Title IX, a Higher Education Amendment Act passed in 1972, was set to equalize the number of women’s and men’s sports, but despite its positive intentions the act has prevented the University of Minnesota from creating a men’s soccer team. To begin an official soccer program, The U of M would have to stop funding a different men’s organization so that the number of sports for each gender would be balanced.
While other men’s sports can be entertaining and profitable, the University of Minnesota needs a soccer team because of the sport’s growing popularity. According to an ESPN poll from March of this year, professional soccer, for the age demographic of 12 to 24-year-olds, has surpassed professional basketball and baseball in its popularity and is only behind the NFL. If the Gophers had a soccer team, ticket sales would quickly increase with the age demographic that appreciates the sport.

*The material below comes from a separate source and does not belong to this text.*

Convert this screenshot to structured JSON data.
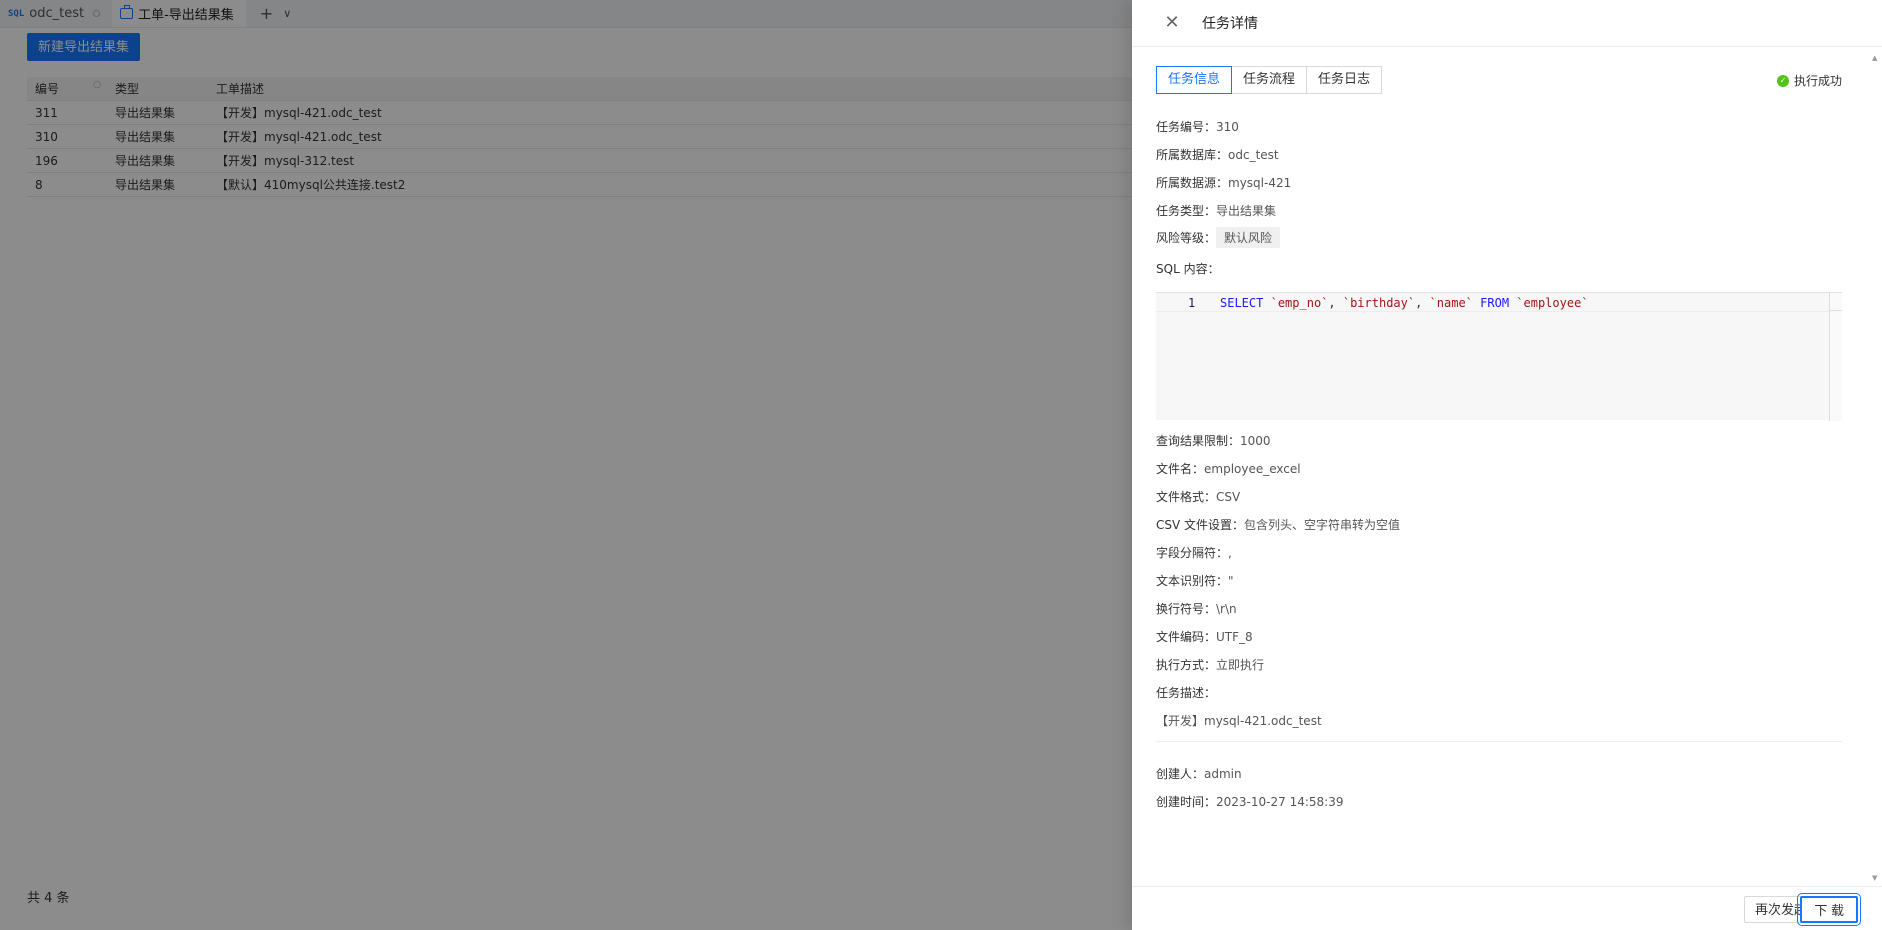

There are about 840 teams playing for different clubs in the Minnesota Youth Soccer Associations (MYSA) leagues with roughly 15,000 kids playing at the highest levels from the ages of 8-19. According to the GotSoccer.com rankings, many of Minnesota youth teams, such as U19 St. Croix Juventus, are ranked within the top 150 teams in the nation. The Juventus are 100th in the nation, U17 Minnesota Thunder Academy Elite the 120th, and U16 St. Croix Red Bulls 136th.

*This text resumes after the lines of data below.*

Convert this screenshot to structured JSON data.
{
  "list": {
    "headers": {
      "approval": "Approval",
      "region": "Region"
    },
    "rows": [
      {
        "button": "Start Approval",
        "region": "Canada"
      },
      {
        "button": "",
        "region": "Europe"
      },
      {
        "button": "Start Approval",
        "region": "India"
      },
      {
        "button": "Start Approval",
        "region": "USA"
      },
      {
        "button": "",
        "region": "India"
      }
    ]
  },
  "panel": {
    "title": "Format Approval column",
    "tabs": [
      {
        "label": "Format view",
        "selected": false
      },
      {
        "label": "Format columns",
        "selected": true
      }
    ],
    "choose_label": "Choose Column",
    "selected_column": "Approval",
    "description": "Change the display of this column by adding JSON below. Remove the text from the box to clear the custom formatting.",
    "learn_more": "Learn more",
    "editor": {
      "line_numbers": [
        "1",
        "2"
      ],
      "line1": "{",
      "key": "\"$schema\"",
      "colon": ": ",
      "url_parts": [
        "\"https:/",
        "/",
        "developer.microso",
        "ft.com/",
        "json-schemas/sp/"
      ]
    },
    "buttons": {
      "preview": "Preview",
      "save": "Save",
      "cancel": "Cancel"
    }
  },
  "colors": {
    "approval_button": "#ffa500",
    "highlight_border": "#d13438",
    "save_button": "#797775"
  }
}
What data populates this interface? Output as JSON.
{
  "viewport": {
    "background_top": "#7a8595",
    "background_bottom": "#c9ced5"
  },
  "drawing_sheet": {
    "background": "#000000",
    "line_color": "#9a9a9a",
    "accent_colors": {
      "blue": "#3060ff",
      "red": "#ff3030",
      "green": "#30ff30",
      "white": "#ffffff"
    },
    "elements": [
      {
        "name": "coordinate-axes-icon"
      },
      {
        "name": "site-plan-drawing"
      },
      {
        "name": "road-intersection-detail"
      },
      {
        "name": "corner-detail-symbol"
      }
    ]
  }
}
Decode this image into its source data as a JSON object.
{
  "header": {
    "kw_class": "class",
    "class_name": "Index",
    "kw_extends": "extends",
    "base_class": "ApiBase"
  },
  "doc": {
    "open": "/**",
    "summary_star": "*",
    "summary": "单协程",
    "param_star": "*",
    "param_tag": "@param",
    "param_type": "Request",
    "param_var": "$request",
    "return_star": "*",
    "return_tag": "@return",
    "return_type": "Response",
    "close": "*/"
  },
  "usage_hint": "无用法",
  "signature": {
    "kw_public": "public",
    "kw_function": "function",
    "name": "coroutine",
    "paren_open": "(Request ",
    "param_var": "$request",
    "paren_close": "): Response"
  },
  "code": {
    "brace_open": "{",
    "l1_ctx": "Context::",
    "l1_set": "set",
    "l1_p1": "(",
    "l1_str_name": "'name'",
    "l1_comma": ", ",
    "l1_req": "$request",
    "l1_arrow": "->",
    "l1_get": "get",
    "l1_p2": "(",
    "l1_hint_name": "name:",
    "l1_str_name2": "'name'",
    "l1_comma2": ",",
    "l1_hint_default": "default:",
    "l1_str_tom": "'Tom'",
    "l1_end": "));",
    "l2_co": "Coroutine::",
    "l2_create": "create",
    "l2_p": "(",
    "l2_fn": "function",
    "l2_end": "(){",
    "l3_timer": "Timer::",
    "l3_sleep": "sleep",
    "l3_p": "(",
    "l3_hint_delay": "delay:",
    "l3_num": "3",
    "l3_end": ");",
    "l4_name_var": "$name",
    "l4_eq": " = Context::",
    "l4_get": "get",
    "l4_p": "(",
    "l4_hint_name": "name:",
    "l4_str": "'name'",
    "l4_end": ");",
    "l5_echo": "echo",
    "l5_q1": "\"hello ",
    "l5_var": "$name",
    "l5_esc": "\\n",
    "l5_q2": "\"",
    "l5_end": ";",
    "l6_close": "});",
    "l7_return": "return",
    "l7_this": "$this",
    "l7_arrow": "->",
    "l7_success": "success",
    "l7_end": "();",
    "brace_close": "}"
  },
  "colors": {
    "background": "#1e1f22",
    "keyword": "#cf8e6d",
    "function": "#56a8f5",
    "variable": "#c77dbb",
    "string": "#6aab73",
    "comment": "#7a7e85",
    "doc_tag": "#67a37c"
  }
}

Unfortunately, many of these competitors have nowhere to go after their high school career because the University of Minnesota fails to elevate the level of its soccer program to Division I. This becomes a very big problem for those who want to stay in state for college because they are forced with a difficult decision: stay in-state and not play top-level soccer, or leave the state to play at the highest stage. The potential for a team is there. With the age group that loves soccer the ticket sales would be high, and with Minnesota’s top youth soccer players the future team could be prosperous and successful.